For tech purposes, Stack Overflow is a common resource that people will turn to directly, or which will come up in searches. Very frequently, you'll find an answer to your question on Stack Overflow, but it may not be the answer. By this I mean that the solution you find may work, but it may not be the most efficient way to address the problem. 

The goal of your research should not only be to find an answer, but to learn from the plethora of information you find so that you can determine the best approach forward.


Next up, we're going to about failure.

Isn't this what got us here to start!? Yes, but it's also the best way to learn!

Continuing with the example of some broken code - you've now done some research, found ten or twenty different ways to code around the problem, and now you need to implement those and find out:
  1. Do they work?
  2. Which is the best for your purposes?
  3. What can you change to make it work even better?
It may seem intuitive that you want to test your code before using it in the real world, but this meme exists for a reason:
Image result for test in production

Work in your local (or cloud based) development environment, break things until you find what works best!

Asking for Help

We've done research, and now we've tried, and failed, to solve the problem. On the plus side, we've learned a ton about the situation and some ways to address and avoid similar problems in the future, but are still stuck... it's time to ask for help!

Yes, you could have started out with this, but the reason it's the last step is that the goal here isn't only to solve a problem - it's to learn from solving it. The great part about having done your research, and having tried things, is that you've not only saved yourself time in the future but you're going to save time for the person you're going to be asking as well.

The first questions that you will get almost every time when asking for help are "What's the issue, and what have you tried?".

By having tried many things and researched before involving someone else and using their time, you can answer this with an educated statement around what has not worked, what may have gotten you part of the way toward an answer, and what you think might be the path forward.

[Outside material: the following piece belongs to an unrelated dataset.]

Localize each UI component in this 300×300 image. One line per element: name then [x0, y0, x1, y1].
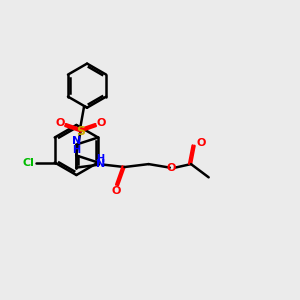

Chances are that the person you're asking for help already is going to follow, or already has in their past experience, the exact same steps here. It's due to this experience, that you're now trying to build, that you'll be able to work together to get a quick and good solution.

I know this all seems like it's common sense, but you'd be surprised at how many people skip this process and just jump to asking other people - especially skipping the "Failure" after not finding an exact answer after some preliminary research. At the end of the day, yes, getting your solution was slower than just asking, but think of all of the time that you've now saved yourself in the future, as well as the time that would have been working through these same steps with someone else.